In a world that thinks "an eye for an eye" is justice, giving up your right to the other person's eye is a sacrifice because you're giving up your power or leverage over that person for freedom (that belongs to both of you). Often, people prize that power over others because we're selfish. To give up that is selfless, difficult, and costs us power. I'd be willing to call that sacrifice.
It is just this kind of blatant ignorance that perpetuates the pain that child abuse survivors and others who are horribly wounded carry with them throughout their lives. There is a difference between the depth of pain one experiences, depending on the violation committed against them, and the emotional work required to get to the point of forgiveness. For example, a friend disclosing a something you told them in confidence, is much easier to get to the point of forgiving than a friend sleeping with your husband or wife. And those examples don't compare with the emotional work required when a friend or family member kills another friend or family member. When a parent makes a child's life a living hell every day of his/her childhood, affecting every aspect of that child's adult life, it requires an in-depth examination and understanding of those aspects. It also requires one to be allowed to feel the hurt that was perpetuated on them. Only by doing this kind of emotional work can one arrive at the point in their lives where they are truly ready to forgive.

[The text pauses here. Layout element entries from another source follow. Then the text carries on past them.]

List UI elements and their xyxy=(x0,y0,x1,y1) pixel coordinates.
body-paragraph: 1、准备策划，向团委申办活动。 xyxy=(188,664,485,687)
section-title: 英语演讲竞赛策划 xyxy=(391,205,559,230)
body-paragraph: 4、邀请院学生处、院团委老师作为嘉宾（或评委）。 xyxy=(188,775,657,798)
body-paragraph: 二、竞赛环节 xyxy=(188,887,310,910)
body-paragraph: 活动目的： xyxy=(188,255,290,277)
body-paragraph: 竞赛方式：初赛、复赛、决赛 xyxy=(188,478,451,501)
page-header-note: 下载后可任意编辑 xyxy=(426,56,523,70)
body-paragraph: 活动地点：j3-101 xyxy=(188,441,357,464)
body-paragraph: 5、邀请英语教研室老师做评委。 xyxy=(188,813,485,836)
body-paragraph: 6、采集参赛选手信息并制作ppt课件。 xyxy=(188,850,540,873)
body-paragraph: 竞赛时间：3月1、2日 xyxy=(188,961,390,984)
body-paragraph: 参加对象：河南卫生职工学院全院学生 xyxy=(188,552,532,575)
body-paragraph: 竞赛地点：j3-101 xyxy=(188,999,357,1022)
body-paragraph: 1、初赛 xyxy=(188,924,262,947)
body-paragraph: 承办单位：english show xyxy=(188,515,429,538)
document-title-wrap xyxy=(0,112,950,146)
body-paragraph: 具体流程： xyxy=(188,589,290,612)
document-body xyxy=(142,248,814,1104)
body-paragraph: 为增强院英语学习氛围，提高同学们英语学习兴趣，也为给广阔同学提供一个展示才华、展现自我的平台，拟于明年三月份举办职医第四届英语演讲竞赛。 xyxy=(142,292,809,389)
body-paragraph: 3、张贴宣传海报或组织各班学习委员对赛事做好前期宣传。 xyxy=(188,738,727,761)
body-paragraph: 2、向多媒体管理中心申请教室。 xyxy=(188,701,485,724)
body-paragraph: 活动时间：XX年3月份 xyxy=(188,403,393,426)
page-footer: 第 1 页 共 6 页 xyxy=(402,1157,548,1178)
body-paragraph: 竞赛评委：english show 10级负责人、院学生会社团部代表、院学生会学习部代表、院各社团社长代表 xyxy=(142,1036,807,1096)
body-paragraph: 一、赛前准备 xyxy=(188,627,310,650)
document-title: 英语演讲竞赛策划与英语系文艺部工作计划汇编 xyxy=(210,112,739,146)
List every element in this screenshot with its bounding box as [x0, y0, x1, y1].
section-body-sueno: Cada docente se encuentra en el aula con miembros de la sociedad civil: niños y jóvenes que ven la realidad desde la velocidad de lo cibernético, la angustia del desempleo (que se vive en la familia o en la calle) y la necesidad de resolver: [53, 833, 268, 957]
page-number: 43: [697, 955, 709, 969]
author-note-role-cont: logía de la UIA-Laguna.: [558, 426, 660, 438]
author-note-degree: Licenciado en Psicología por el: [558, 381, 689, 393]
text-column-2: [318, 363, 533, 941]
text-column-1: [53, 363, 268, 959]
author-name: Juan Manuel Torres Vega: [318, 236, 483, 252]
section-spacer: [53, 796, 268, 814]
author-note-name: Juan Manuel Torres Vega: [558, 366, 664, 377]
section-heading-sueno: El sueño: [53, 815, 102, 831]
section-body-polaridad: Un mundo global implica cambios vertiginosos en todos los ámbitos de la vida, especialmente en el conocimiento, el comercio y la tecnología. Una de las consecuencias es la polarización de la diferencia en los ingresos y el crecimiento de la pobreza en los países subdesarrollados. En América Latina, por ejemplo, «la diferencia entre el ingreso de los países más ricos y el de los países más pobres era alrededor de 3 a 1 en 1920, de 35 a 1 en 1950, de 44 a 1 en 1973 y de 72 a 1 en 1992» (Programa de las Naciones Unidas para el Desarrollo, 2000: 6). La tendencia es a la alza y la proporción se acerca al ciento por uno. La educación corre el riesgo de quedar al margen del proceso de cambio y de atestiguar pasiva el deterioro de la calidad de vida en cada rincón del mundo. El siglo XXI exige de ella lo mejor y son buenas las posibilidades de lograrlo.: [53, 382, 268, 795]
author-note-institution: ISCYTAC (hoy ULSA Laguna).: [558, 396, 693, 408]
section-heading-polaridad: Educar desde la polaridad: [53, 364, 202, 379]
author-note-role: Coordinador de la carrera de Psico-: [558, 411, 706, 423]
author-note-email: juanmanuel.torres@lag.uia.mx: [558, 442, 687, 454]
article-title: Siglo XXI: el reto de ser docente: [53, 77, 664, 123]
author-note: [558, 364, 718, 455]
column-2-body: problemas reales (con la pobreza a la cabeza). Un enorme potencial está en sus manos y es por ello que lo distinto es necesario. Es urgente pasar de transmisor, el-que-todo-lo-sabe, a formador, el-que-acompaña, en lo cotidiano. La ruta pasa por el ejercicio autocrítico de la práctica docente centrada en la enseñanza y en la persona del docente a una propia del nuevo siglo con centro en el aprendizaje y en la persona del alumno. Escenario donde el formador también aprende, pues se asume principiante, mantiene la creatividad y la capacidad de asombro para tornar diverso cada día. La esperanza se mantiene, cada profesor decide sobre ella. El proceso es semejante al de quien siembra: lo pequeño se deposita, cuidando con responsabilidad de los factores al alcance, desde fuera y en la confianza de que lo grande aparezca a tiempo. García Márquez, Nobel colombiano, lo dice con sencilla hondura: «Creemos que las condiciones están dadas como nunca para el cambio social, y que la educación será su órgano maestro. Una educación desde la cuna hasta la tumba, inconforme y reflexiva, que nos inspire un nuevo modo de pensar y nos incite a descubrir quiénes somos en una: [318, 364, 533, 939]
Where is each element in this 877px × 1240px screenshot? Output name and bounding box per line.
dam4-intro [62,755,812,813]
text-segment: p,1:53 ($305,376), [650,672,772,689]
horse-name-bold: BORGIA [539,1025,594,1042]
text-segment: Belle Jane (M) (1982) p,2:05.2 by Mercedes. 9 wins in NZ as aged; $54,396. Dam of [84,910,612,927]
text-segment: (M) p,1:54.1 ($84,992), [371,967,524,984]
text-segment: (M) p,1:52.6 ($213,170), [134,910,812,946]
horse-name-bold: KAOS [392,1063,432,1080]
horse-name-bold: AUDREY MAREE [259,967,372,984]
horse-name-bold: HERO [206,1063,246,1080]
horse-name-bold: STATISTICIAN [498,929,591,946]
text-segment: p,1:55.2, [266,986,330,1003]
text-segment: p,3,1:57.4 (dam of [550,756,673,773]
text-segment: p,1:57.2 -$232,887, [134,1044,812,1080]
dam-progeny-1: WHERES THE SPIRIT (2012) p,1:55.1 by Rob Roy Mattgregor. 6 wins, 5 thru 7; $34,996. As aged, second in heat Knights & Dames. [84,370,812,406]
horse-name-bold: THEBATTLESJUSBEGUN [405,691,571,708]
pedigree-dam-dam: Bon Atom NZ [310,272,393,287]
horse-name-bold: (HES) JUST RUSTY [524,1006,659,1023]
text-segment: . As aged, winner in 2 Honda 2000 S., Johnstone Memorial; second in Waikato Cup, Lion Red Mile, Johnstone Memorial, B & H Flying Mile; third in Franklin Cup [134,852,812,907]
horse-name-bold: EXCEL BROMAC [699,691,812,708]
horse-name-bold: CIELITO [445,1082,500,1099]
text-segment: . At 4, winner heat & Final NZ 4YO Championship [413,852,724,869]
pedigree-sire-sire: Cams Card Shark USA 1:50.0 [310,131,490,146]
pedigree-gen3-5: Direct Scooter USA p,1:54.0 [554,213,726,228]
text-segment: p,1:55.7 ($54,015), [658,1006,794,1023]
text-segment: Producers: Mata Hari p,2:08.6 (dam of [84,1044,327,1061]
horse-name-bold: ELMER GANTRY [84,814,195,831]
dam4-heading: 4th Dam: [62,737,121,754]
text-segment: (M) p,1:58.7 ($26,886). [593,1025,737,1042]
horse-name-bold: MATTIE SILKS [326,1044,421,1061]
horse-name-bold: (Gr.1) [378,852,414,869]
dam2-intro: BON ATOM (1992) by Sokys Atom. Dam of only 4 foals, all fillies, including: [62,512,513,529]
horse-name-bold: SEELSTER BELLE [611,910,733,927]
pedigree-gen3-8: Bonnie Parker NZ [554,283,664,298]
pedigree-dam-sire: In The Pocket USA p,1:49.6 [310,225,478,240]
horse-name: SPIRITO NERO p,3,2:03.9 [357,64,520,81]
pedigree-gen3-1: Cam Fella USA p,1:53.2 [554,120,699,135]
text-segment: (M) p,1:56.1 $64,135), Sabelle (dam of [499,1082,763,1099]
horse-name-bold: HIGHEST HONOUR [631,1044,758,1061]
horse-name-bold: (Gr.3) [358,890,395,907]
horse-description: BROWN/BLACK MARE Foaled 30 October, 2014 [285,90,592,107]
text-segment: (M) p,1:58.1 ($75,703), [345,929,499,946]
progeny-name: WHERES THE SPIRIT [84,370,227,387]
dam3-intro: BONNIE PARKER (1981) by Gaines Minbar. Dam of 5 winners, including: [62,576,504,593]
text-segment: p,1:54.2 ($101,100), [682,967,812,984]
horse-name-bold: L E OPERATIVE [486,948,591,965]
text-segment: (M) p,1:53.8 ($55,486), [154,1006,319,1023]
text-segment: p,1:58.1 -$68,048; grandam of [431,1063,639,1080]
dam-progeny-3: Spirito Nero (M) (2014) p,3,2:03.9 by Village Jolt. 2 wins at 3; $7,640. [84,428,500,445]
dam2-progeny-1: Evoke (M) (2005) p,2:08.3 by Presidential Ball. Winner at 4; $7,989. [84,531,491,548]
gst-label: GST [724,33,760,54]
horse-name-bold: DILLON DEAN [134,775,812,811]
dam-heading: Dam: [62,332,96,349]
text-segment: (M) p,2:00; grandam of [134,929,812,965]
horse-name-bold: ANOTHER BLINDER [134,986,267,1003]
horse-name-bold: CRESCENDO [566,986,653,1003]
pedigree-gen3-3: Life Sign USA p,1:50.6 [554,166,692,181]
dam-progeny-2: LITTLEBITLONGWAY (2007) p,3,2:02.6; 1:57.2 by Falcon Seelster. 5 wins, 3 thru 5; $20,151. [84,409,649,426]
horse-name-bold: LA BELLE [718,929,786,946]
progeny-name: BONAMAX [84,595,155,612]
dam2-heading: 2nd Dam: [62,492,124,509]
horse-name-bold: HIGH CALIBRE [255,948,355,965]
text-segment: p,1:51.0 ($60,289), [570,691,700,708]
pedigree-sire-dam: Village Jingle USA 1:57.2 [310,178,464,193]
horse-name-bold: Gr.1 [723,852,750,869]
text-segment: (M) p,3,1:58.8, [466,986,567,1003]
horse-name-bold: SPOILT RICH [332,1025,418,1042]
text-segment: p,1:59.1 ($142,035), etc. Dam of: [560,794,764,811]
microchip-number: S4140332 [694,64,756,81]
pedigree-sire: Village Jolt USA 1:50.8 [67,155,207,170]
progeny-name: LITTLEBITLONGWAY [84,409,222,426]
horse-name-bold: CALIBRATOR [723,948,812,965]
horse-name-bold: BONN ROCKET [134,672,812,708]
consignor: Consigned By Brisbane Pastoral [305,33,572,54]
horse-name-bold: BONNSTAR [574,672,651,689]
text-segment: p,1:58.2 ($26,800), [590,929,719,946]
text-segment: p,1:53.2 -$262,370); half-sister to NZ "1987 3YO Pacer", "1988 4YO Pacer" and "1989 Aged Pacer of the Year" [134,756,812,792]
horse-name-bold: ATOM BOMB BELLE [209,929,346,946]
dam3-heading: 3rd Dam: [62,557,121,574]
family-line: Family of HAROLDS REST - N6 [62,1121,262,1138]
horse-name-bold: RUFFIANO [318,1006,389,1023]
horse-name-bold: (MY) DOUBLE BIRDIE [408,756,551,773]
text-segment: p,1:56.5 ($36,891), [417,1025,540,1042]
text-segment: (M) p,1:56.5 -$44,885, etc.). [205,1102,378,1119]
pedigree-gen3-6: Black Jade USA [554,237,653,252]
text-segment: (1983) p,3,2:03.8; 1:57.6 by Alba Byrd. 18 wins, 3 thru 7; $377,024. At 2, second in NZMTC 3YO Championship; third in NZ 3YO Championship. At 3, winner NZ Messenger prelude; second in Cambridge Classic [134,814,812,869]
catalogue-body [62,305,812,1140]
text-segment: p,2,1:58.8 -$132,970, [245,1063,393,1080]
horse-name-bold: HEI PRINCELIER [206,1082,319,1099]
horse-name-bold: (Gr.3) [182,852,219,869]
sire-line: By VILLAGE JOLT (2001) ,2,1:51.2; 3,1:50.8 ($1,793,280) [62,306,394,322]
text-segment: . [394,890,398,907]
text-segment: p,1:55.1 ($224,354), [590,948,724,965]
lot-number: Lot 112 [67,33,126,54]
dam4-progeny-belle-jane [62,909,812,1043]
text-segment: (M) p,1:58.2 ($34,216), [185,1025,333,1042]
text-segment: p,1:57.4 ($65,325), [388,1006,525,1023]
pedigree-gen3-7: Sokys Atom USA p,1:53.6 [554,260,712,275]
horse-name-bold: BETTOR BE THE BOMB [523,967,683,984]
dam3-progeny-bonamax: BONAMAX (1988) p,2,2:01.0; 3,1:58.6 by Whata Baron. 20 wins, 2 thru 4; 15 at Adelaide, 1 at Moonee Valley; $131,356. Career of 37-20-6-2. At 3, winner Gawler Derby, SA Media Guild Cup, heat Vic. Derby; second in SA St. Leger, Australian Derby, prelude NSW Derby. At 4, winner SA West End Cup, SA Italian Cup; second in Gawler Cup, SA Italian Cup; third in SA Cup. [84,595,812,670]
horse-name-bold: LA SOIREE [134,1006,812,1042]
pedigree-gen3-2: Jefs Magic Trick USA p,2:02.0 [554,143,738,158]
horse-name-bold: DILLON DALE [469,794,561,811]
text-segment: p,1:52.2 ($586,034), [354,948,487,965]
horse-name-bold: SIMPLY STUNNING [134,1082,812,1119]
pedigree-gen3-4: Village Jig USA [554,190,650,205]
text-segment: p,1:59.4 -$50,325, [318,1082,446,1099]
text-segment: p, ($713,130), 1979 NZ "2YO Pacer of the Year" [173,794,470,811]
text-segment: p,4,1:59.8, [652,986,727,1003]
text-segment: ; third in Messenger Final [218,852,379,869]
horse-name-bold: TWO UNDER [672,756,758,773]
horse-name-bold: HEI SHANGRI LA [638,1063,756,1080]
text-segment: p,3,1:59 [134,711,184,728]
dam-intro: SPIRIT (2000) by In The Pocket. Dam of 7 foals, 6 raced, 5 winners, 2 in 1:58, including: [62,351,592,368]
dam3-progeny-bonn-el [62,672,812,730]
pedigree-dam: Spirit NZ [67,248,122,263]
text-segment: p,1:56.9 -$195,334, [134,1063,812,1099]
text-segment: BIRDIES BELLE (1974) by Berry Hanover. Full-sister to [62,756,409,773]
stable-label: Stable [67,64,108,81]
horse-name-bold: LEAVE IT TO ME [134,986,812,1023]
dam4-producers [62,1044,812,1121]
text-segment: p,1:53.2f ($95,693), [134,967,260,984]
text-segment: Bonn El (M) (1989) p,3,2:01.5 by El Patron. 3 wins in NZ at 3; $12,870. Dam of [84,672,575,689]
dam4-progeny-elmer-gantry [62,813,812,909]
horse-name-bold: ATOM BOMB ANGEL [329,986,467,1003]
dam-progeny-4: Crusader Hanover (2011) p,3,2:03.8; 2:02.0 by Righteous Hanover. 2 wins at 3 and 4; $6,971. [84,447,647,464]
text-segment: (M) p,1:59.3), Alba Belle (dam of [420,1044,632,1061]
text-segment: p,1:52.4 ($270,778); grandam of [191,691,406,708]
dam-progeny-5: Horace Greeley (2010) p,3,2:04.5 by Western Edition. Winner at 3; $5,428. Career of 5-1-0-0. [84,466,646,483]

By making emotionally shallow blanket essays about forgiveness, such as the one above, you make forgiveness a matter of just doing, and then you promote the idea that the sin was not against you but against God, which I find somewhat insulting. I know people who are Christian and profess to have forgiven those who have committed such deeds. I have seen what happens when they attempt to forgive without doing the emotional work described above. They still feel like crap and conclude something is wrong with them, because they forgave and put it in God's hands. Then they internalize the pain and it comes out in the form of depression, or alcohol and drug abuse. Many end in suicide.
I am not saying one shouldn't forgive. At the end of the healing journey they must embark on, there will be a time where true forgiveness is a healthy choice.
Artie Louise
Child Abuse Stories
Good post...!
It took me a long while to forgive specific individuals, but Christ finally got through to me...
I forgave them all, however, I also shook 'their' dust off my feet too !
Being thankful it happened to me. Because I'm strong enough to grow and survive and learn. when it may break others.